MARKET ANALYSIS: Digital showers

Aug Roger Crabb mira

Roger Crabb, marketing manager at Mira Showers, takes a look at the digital shower sector... 

Despite well-publicised difficulties in the sector during the recession, one segment of the showers market has been doing rather well. 

Once exclusively upmarket, digital products are now found in merchants and mass retail outlets at increasingly affordable prices. The technology is tried and trusted too - digital long having been a mainstay of the commercial bathroom market, where precise

temperature control and no-touch technology are essential features in healthcare and other situations.

Firm figures on the volume of digital products entering the market are hard to come by, not least because at least one manufacturer chooses to hide its light under a bushel and not share its data with either the Building Services Research and Information Association

(BSRIA) or BRG Consult.

That said, we do know digital showers currently account for less than 5% of the UK shower market by volume. But the sector has seen considerable growth since the first model was launched in 2001.

That growth is anticipated to increase dramatically over the next few years as the technology becomes more accessible, prices fall and the 'smart home' concept increasingly takes hold. It is estimated that digital's share of the market will double over the next five years, though that estimate could prove conservative. 

In the context of the smart home, the prospect of automation has been much vaunted over the past few decades, but has yet to make real inroads into the market.

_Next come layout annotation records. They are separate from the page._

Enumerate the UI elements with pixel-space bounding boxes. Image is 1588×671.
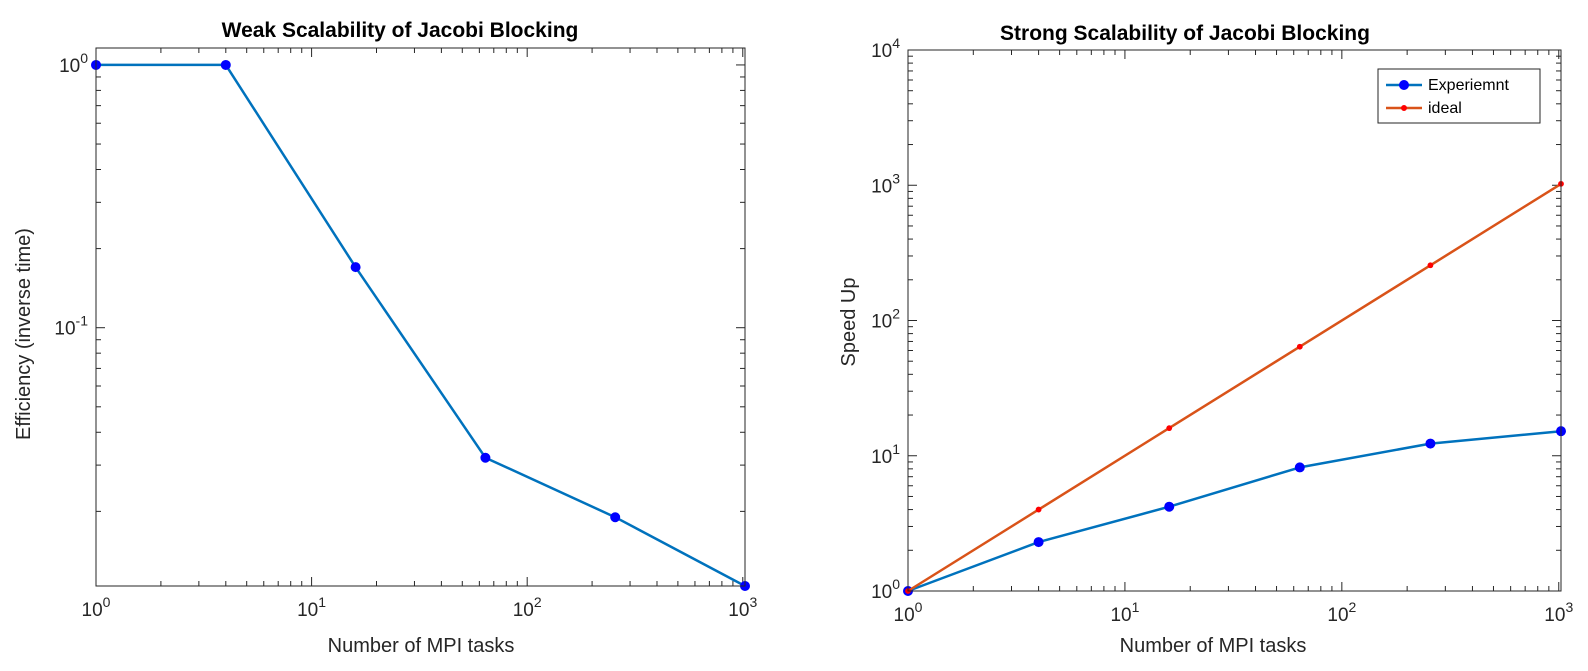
- data-point: [1033, 537, 1044, 548]
- data-point: [220, 59, 231, 70]
- data-point: [350, 262, 361, 273]
- data-point: [480, 452, 491, 463]
- data-point: [1294, 462, 1305, 473]
- x-tick-label: 101: [1110, 599, 1139, 626]
- legend-box: [1377, 68, 1541, 124]
- legend-entry-ideal: ideal: [1386, 100, 1462, 117]
- legend-entry-experiment: Experiemnt: [1386, 77, 1509, 94]
- tick-labels: 100 101 102 103 100 10-1: [54, 50, 757, 621]
- x-tick-label: 103: [728, 594, 757, 621]
- y-tick-label: 100: [59, 50, 88, 77]
- y-tick-label: 102: [871, 306, 900, 333]
- x-axis-label: Number of MPI tasks: [1120, 635, 1307, 657]
- legend-marker: [1401, 105, 1407, 111]
- data-point: [1166, 425, 1173, 432]
- x-axis-label: Number of MPI tasks: [328, 635, 515, 657]
- legend-label: Experiemnt: [1428, 77, 1509, 94]
- x-tick-label: 103: [1544, 599, 1573, 626]
- axes-box: [95, 47, 746, 587]
- tick-marks: [907, 49, 1561, 592]
- legend: Experiemnt ideal: [1377, 68, 1541, 124]
- y-axis-label: Efficiency (inverse time): [13, 228, 35, 440]
- data-point: [1427, 262, 1434, 269]
- weak-scalability-chart: Weak Scalability of Jacobi Blocking Numb…: [13, 19, 757, 657]
- y-tick-label: 104: [871, 35, 900, 62]
- legend-label: ideal: [1428, 100, 1462, 117]
- x-tick-label: 102: [1327, 599, 1356, 626]
- tick-labels: 100 101 102 103 100 101 102 103 104: [871, 35, 1573, 626]
- series-layer: [903, 180, 1566, 596]
- data-point: [1425, 438, 1436, 449]
- chart-title: Weak Scalability of Jacobi Blocking: [222, 19, 579, 42]
- y-tick-label: 10-1: [54, 313, 88, 340]
- y-tick-label: 100: [871, 576, 900, 603]
- x-tick-label: 102: [513, 594, 542, 621]
- x-tick-label: 101: [297, 594, 326, 621]
- chart-title: Strong Scalability of Jacobi Blocking: [1000, 22, 1370, 45]
- x-tick-label: 100: [82, 594, 111, 621]
- data-point: [610, 512, 621, 523]
- strong-scalability-chart: Strong Scalability of Jacobi Blocking Nu…: [838, 22, 1573, 657]
- y-tick-label: 103: [871, 170, 900, 197]
- axes-box: [907, 49, 1562, 592]
- series-line: [907, 182, 1562, 593]
- legend-marker: [1399, 80, 1409, 90]
- x-tick-label: 100: [894, 599, 923, 626]
- series-line: [96, 63, 746, 588]
- y-tick-label: 101: [871, 441, 900, 468]
- data-point: [1035, 506, 1042, 513]
- tick-marks: [95, 48, 745, 586]
- series-line: [907, 429, 1562, 593]
- data-point: [1164, 501, 1175, 512]
- y-axis-label: Speed Up: [838, 278, 860, 367]
- data-point: [1296, 343, 1303, 350]
- series-layer: [91, 59, 750, 591]
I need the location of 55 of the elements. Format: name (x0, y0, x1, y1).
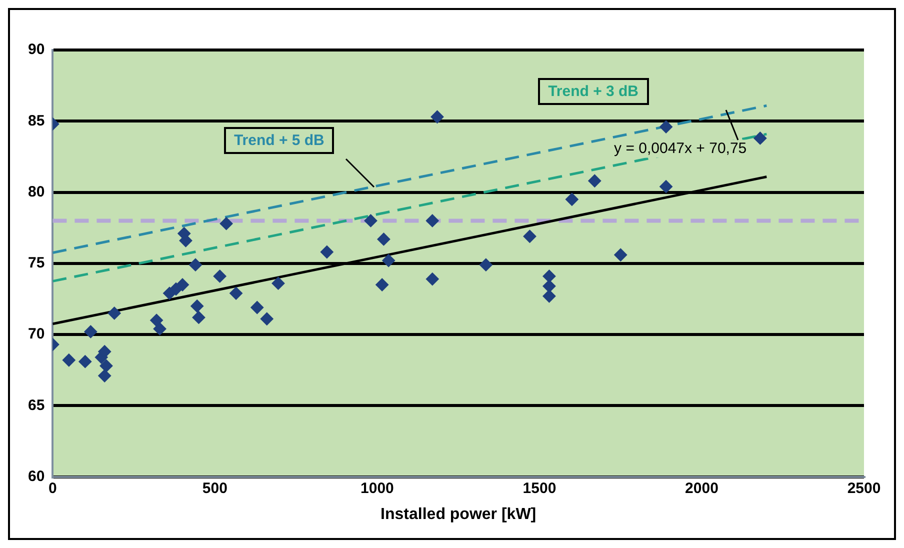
x-tick-label: 2500 (847, 480, 881, 497)
text: Trend + 3 dB (538, 78, 649, 105)
point (542, 280, 556, 293)
point (230, 286, 243, 300)
x-axis-title: Installed power [kW] (380, 506, 536, 523)
annotation: y = 0,0047x + 70,75 (614, 140, 747, 157)
point (565, 192, 578, 206)
point (377, 232, 390, 246)
y-tick-label: 60 (28, 468, 45, 485)
y-tick-label: 80 (28, 183, 45, 200)
point (542, 270, 556, 283)
point (754, 132, 767, 145)
point (179, 234, 192, 248)
point (426, 214, 439, 228)
point (542, 290, 556, 303)
y-tick-label: 70 (28, 326, 45, 343)
y-tick-label: 90 (28, 41, 45, 58)
point (250, 301, 264, 314)
point (220, 217, 233, 230)
point (176, 278, 189, 292)
point (108, 306, 121, 320)
x-tick-label: 1000 (360, 480, 394, 497)
point (660, 120, 673, 134)
point (426, 272, 439, 286)
point (153, 322, 166, 336)
point (98, 369, 112, 382)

However, a proliferation of new wireless and networkable devices is bringing the prospect of advanced control into the realms of the possible.

Digital showering is just one example whereby, for instance, showers can be set to warm up before use or the duration fixed for greater water efficiency. Other benefits include: ease of installation, as the valve can be located away from the showering area; remote

or wireless control, whereby temperature and flow preselection are memorised for a personalised showering experience; and the opportunity to create iconic designs by using hidden valves, touch-screen displays, remote controls and sleek fittings.

Fully integrated wireless control could also deliver in a variety of applications - one, say, where a group of appliances are managed as a unit. Such networking - especially where

interoperability exists - doesn't limit the use of such controls to any one device. They can also be deployed to operate lighting, home AV systems, security, and even climate controls.

Consequently, market composition of the shower control sector is expected to change from its historical split between traditional mixer and electric showers to further encompass digital, as these products offer consumers benefits not available through traditional products.